Tapi pagi itu yang membaca adalah istrinya. Dede senyum-senyum saja. Dia yakin pesan itu dari teman-temannya yang iseng. “Oh nakal maki juga’e,” kata istrinya.
Sang istri membalas pesan itu. Ditulisnya dengan pesan singkat, bila Dede sudah punya istri dan anak. Tapi balasan pesan dari nomer misterius itu, malah lebih menantang. Menurut cerita Dede, isinya menginginkannya meskipun sudah punya keluarga. “Jadi mi HP disita,” kata Dede.
Tapi, Dede tak membantah. Menurut dia, tak ada waktu untuk berdebat. Dia menebak bila dengan menyita Hp itu, istrinya bisa lebih legah.

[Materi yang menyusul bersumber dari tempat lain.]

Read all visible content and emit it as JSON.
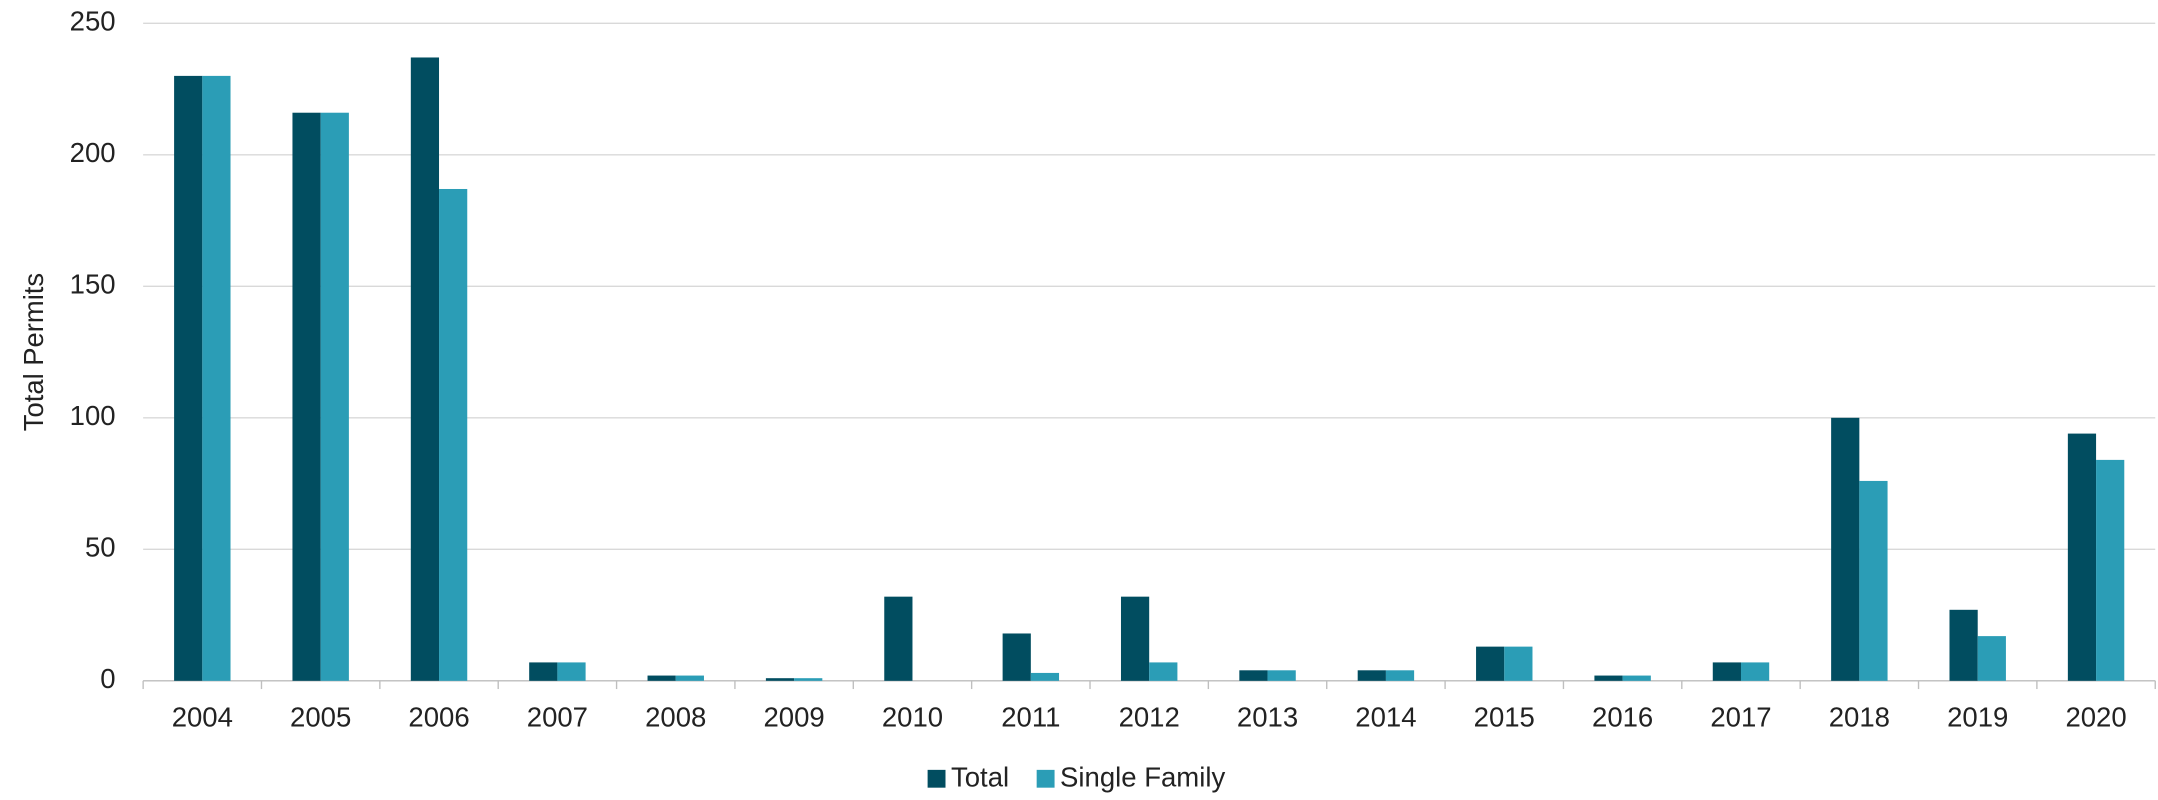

Namun tanpa Hp itu, Dede juga kebingungan. Pada Minggu, 27 November 2011, enam orang pelanggannya lari ke mobil angkutan lain. Di Luwu – mungkin seperti daerah lainnya, semenjak teknologi komunikasi seluler sudah bisa digunakan, layanan jasa dilakukan melalui telepon. Para calon penumpang, akan menelpon sopir-sopir langganan mereka, menyebutkan rumah, alamat, lalu sang sopir akan menjemput. Penumpang tak perlu lagi ke terminal.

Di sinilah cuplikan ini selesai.